Although this style was originally referred to as the Mucha style, the term art nouveau was something from which he would later try to distance himself, as he believed that art should be eternal and not merely new for a certain time. In this respect, the woman depicted in Autumn, and the women featured in the series as a whole, display the influence of the pre-Raphaelites as well as the religious icons of classical works.
The theme of the seasons itself is a timeless one which has been taken up by many artists throughout history. Even so, the art nouveau style of the panels is unmistakeable, with flowing, asymmetrical lines, subdued pastel colours and a reverence of the feminine and organic as a reaction against increasing industrialisation. Ironically, it was advances in print technology which enabled the artists associated with the art nouveau style to accomplish their goal of making everyday objects beautiful and breaking down the barriers between what might be considered high and low art.

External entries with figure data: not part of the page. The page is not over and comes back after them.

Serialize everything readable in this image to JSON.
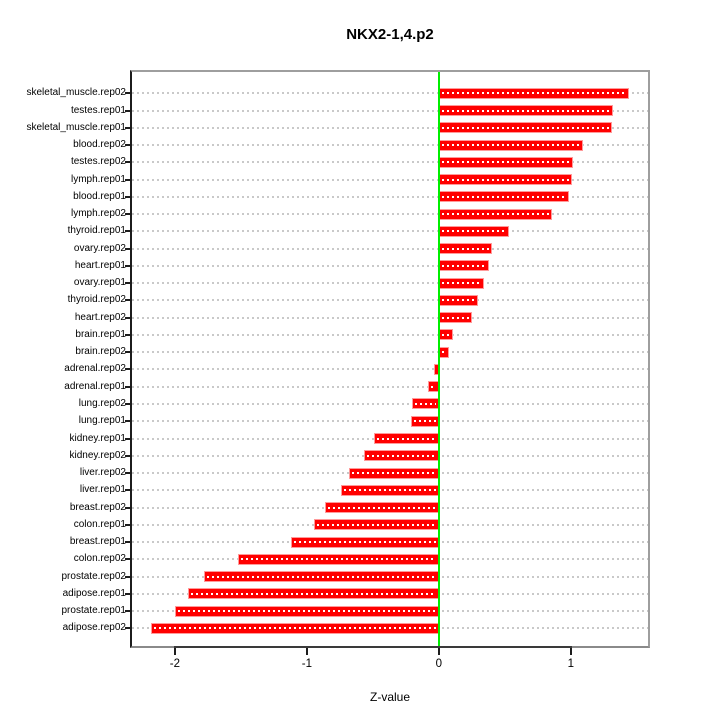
{
  "figure": {
    "title": "NKX2-1,4.p2",
    "xlabel": "Z-value"
  },
  "chart_data": {
    "type": "bar",
    "orientation": "horizontal",
    "title": "NKX2-1,4.p2",
    "xlabel": "Z-value",
    "ylabel": "",
    "legend": false,
    "grid": true,
    "categories": [
      "skeletal_muscle.rep02",
      "testes.rep01",
      "skeletal_muscle.rep01",
      "blood.rep02",
      "testes.rep02",
      "lymph.rep01",
      "blood.rep01",
      "lymph.rep02",
      "thyroid.rep01",
      "ovary.rep02",
      "heart.rep01",
      "ovary.rep01",
      "thyroid.rep02",
      "heart.rep02",
      "brain.rep01",
      "brain.rep02",
      "adrenal.rep02",
      "adrenal.rep01",
      "lung.rep02",
      "lung.rep01",
      "kidney.rep01",
      "kidney.rep02",
      "liver.rep02",
      "liver.rep01",
      "breast.rep02",
      "colon.rep01",
      "breast.rep01",
      "colon.rep02",
      "prostate.rep02",
      "adipose.rep01",
      "prostate.rep01",
      "adipose.rep02"
    ],
    "values": [
      1.44,
      1.32,
      1.31,
      1.09,
      1.02,
      1.01,
      0.99,
      0.86,
      0.53,
      0.4,
      0.38,
      0.34,
      0.3,
      0.25,
      0.11,
      0.08,
      -0.04,
      -0.08,
      -0.2,
      -0.21,
      -0.49,
      -0.57,
      -0.68,
      -0.74,
      -0.86,
      -0.95,
      -1.12,
      -1.52,
      -1.78,
      -1.9,
      -2.0,
      -2.18
    ],
    "x_ticks": [
      "-2",
      "-1",
      "0",
      "1"
    ],
    "x_tick_values": [
      -2,
      -1,
      0,
      1
    ],
    "xlim": [
      -2.325,
      1.585
    ],
    "colors": {
      "bar_fill": "#ff0000",
      "bar_edge": "#ff9a9a",
      "bar_dash": "#ffffff",
      "zero_line": "#00ee00",
      "grid_line": "#c9c9c9",
      "frame": "#9e9e9e",
      "text": "#000000"
    }
  }
}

Having been raised in Moravia, now part of the Czech Republic, and having studied at the Academy of Fine Arts in Munich, it was in Paris where Mucha first found success as a commercial artist. By taking the opportunity to produce a poster at very short notice for the play Gismonda, starring the renowned actress Sarah Bernhardt, Mucha ensured his own breakthrough. The poster proved so popular that it led to a six year contract with the actress and launched Mucha's career as a commercial artist and designer.